Mehr noch: Anders als der zelluläre Rettungsdienst leistet Get3 seine Erste Hilfe ohne ATP. Es kann also auch bei oxidativem Stress anderen Proteinen beistehen. Dafür arbeitet es im Team: Vier oder mehr Get3-Chaperone tun sich zusammen und kümmern sich um ein beschädigtes Protein. „Entscheidend ist, dass Get3 zwischen seinen beiden Faltungen und Funktionen hin- und herwechseln kann“, sagt Wilhelm Voth, der an der Universitätsmedizin Göttingen und der University of Michigan forscht. „Seine Veränderung durch radikalen Sauerstoff ist also umkehrbar.“

Die Proteinforscher haben damit entdeckt, dass Get3 zu einer besonders faszinierenden Gruppe von Proteinen gehört: Diese haben im Laufe der Evolution neben ihrer eigentlichen Funktion eine zweite Aufgabe übernommen, die von der ersten oft völlig verschieden ist.
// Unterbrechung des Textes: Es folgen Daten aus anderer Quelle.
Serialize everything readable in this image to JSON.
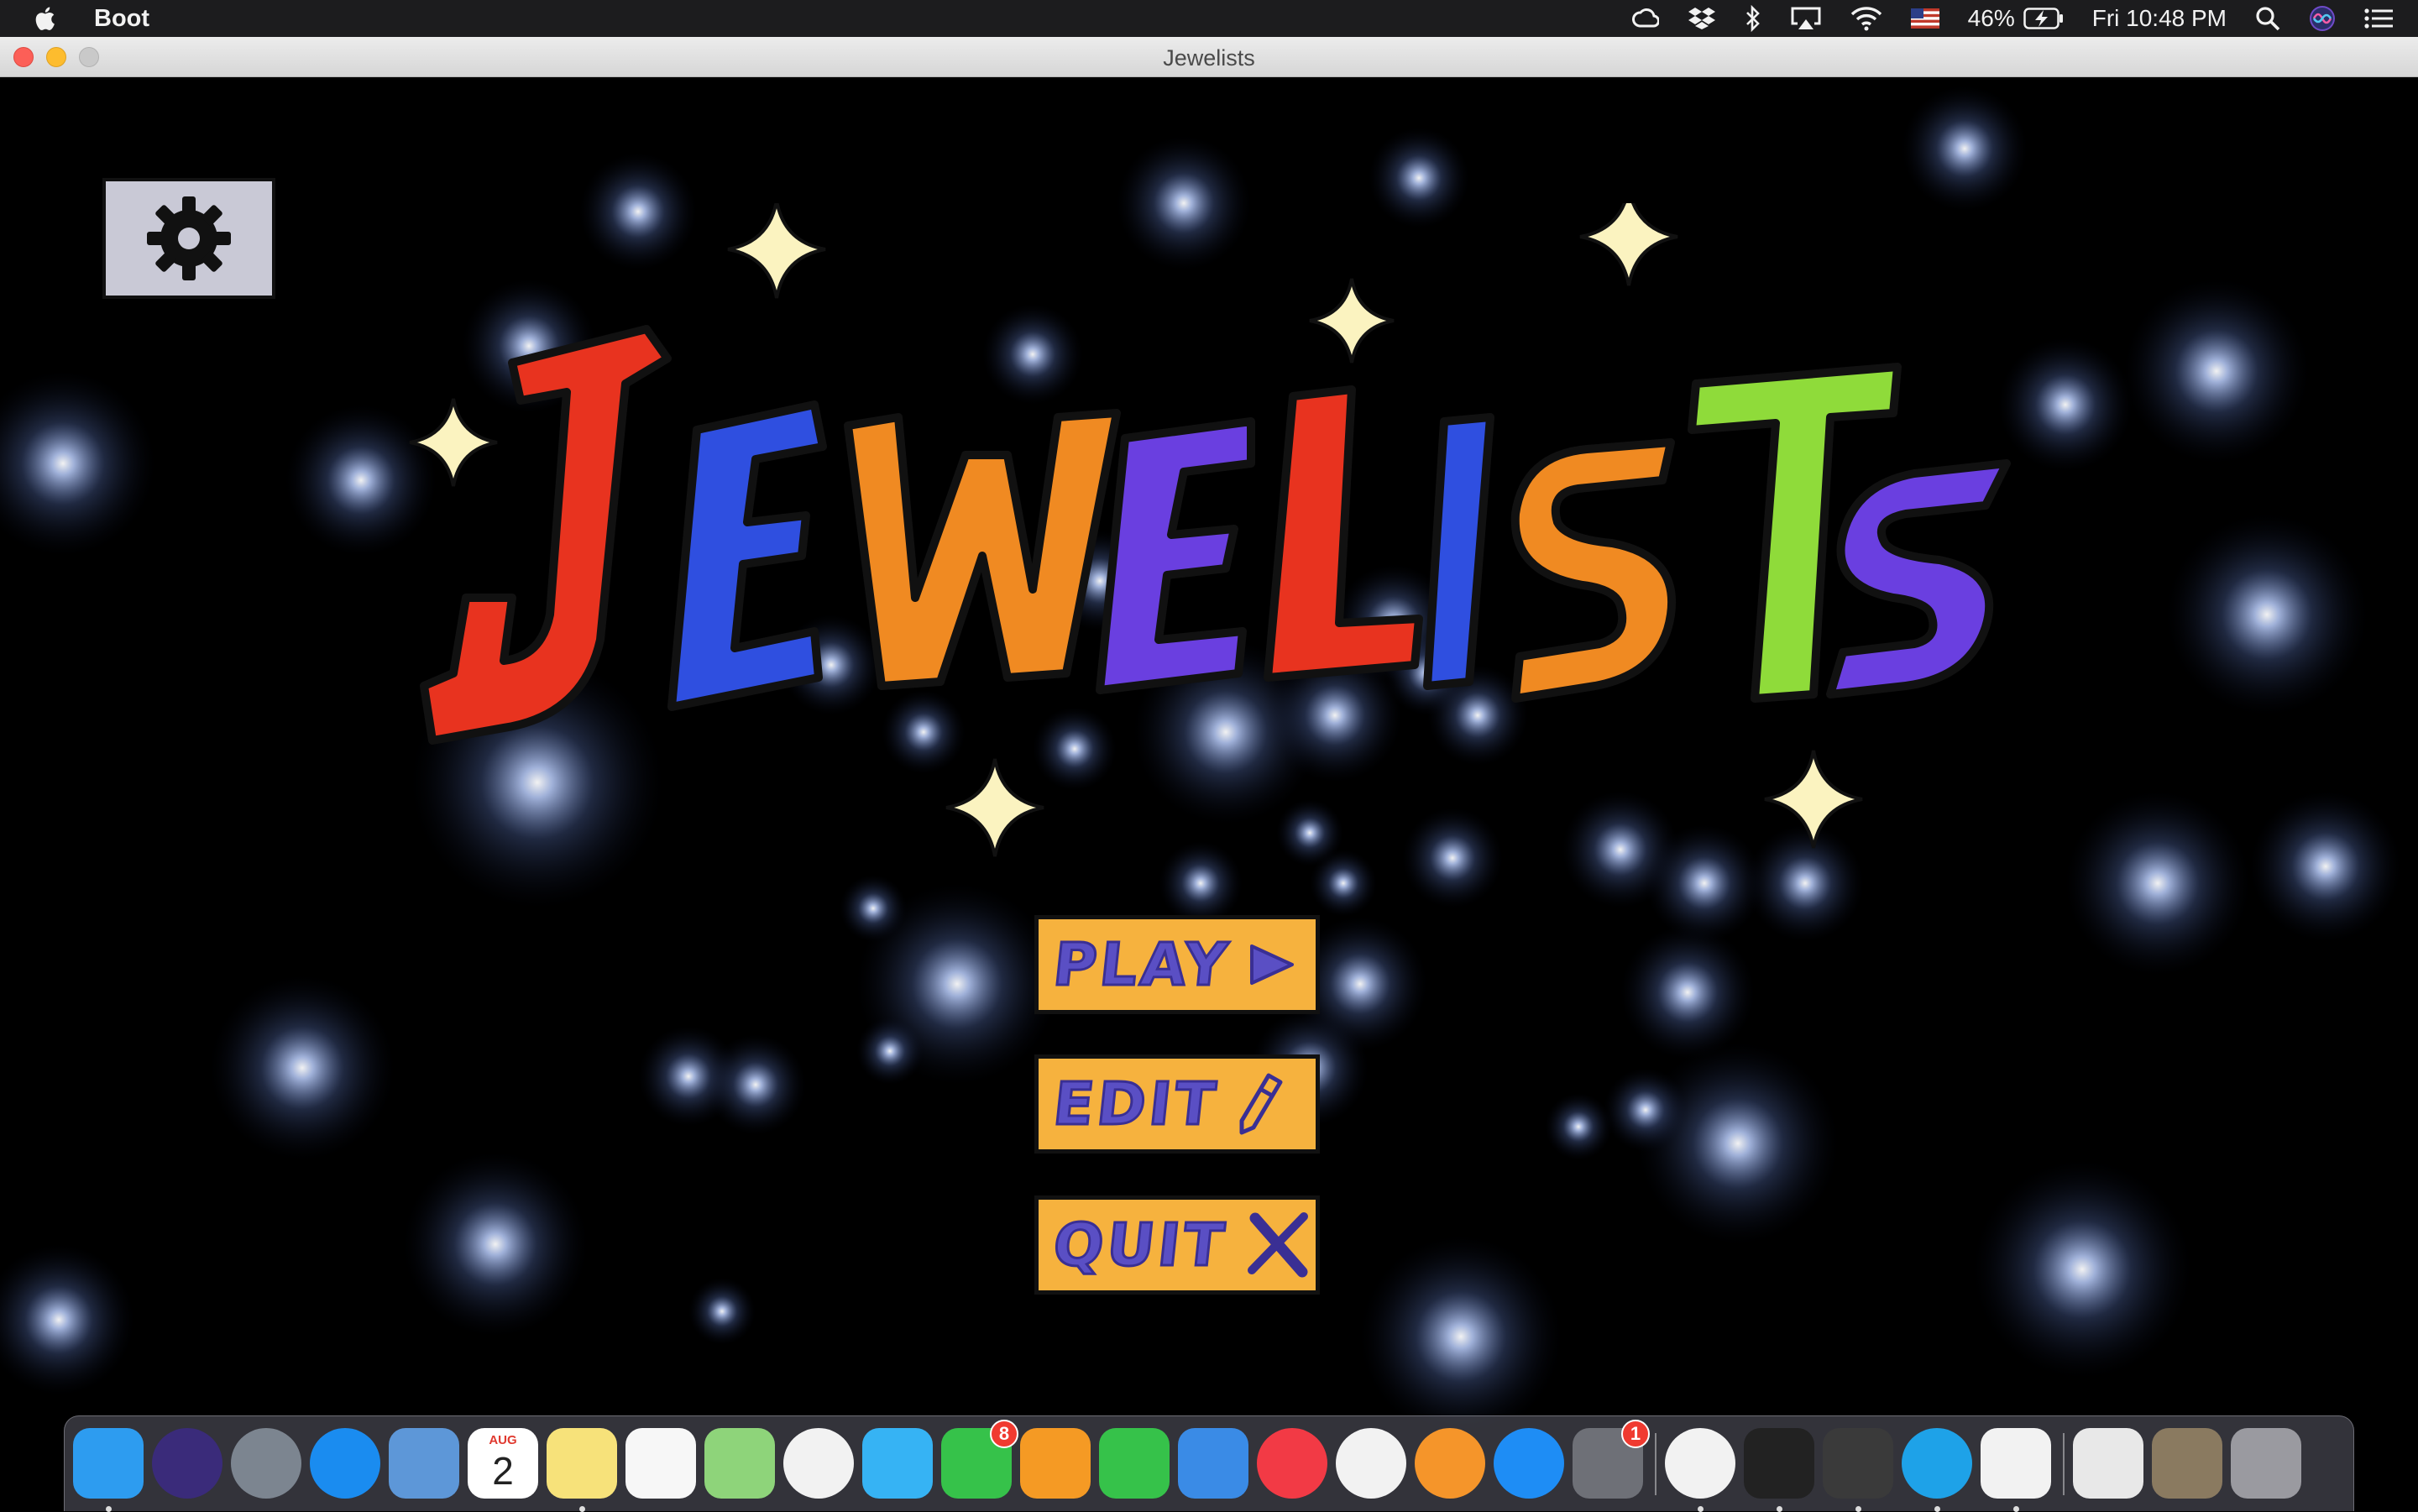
{
  "menubar": {
    "app_name": "Boot",
    "battery_percent": "46%",
    "clock": "Fri 10:48 PM",
    "icons": [
      "apple-icon",
      "creative-cloud-icon",
      "dropbox-icon",
      "bluetooth-icon",
      "airplay-icon",
      "wifi-icon",
      "us-flag-icon",
      "battery-charging-icon",
      "spotlight-search-icon",
      "siri-icon",
      "notification-center-icon"
    ]
  },
  "window": {
    "title": "Jewelists"
  },
  "game": {
    "logo_text": "Jewelists",
    "letters": [
      "J",
      "E",
      "W",
      "E",
      "L",
      "I",
      "S",
      "T",
      "S"
    ],
    "letter_colors": [
      "#e8331f",
      "#2f4fe0",
      "#f08a22",
      "#6a3fe0",
      "#e8331f",
      "#2f4fe0",
      "#f08a22",
      "#8fdb3a",
      "#6a3fe0"
    ],
    "sparkle_color": "#fbf3c0",
    "button_color": "#f6b23e",
    "button_text_color": "#5a4fc4",
    "buttons": {
      "play": "PLAY",
      "edit": "EDIT",
      "quit": "QUIT"
    },
    "settings_icon": "gear-icon"
  },
  "dock": {
    "items": [
      {
        "name": "finder-icon",
        "color": "#2d9cf0"
      },
      {
        "name": "siri-icon",
        "color": "#3a2b7a"
      },
      {
        "name": "launchpad-icon",
        "color": "#7c8590"
      },
      {
        "name": "safari-icon",
        "color": "#1a8cf0"
      },
      {
        "name": "mail-icon",
        "color": "#5d97d8"
      },
      {
        "name": "calendar-icon",
        "color": "#ffffff"
      },
      {
        "name": "notes-icon",
        "color": "#f7e27a"
      },
      {
        "name": "reminders-icon",
        "color": "#f7f7f7"
      },
      {
        "name": "maps-icon",
        "color": "#8ed47a"
      },
      {
        "name": "photos-icon",
        "color": "#f2f2f2"
      },
      {
        "name": "messages-icon",
        "color": "#36b3f4"
      },
      {
        "name": "facetime-icon",
        "color": "#36c24a"
      },
      {
        "name": "pages-icon",
        "color": "#f59a24"
      },
      {
        "name": "numbers-icon",
        "color": "#36c24a"
      },
      {
        "name": "keynote-icon",
        "color": "#3a8be6"
      },
      {
        "name": "news-icon",
        "color": "#f23a45"
      },
      {
        "name": "itunes-icon",
        "color": "#f2f2f2"
      },
      {
        "name": "books-icon",
        "color": "#f5952a"
      },
      {
        "name": "app-store-icon",
        "color": "#1e8df5"
      },
      {
        "name": "system-preferences-icon",
        "color": "#6e7077"
      },
      {
        "name": "chrome-icon",
        "color": "#f2f2f2"
      },
      {
        "name": "terminal-icon",
        "color": "#222222"
      },
      {
        "name": "sublime-text-icon",
        "color": "#3a3a3a"
      },
      {
        "name": "skype-icon",
        "color": "#1ea2e8"
      },
      {
        "name": "java-icon",
        "color": "#f2f2f2"
      },
      {
        "name": "music-folder-icon",
        "color": "#e8e8e8"
      },
      {
        "name": "downloads-stack-icon",
        "color": "#8a7a60"
      },
      {
        "name": "trash-icon",
        "color": "#9a9aa0"
      }
    ],
    "calendar": {
      "month": "AUG",
      "day": "2"
    },
    "facetime_badge": "8",
    "system_preferences_badge": "1"
  }
}
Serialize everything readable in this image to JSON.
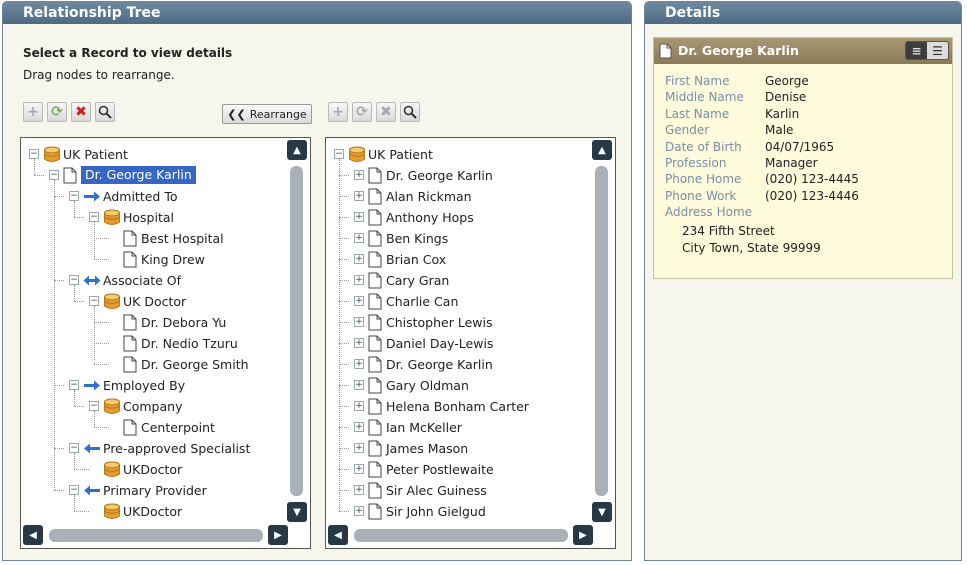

Je nach Bedarf können sie die eine oder andere Tätigkeit übernehmen. „Als Rettungsassistent arbeitet es sozusagen nur im Nebenjob“, sagt Schwappach. (Molecular Cel, 2014; doi: 10.1016/j.molcel.2014.08.017)

(Universitätsmedizin Göttingen – Georg-August-Universität, 01.12.2014 – NPO)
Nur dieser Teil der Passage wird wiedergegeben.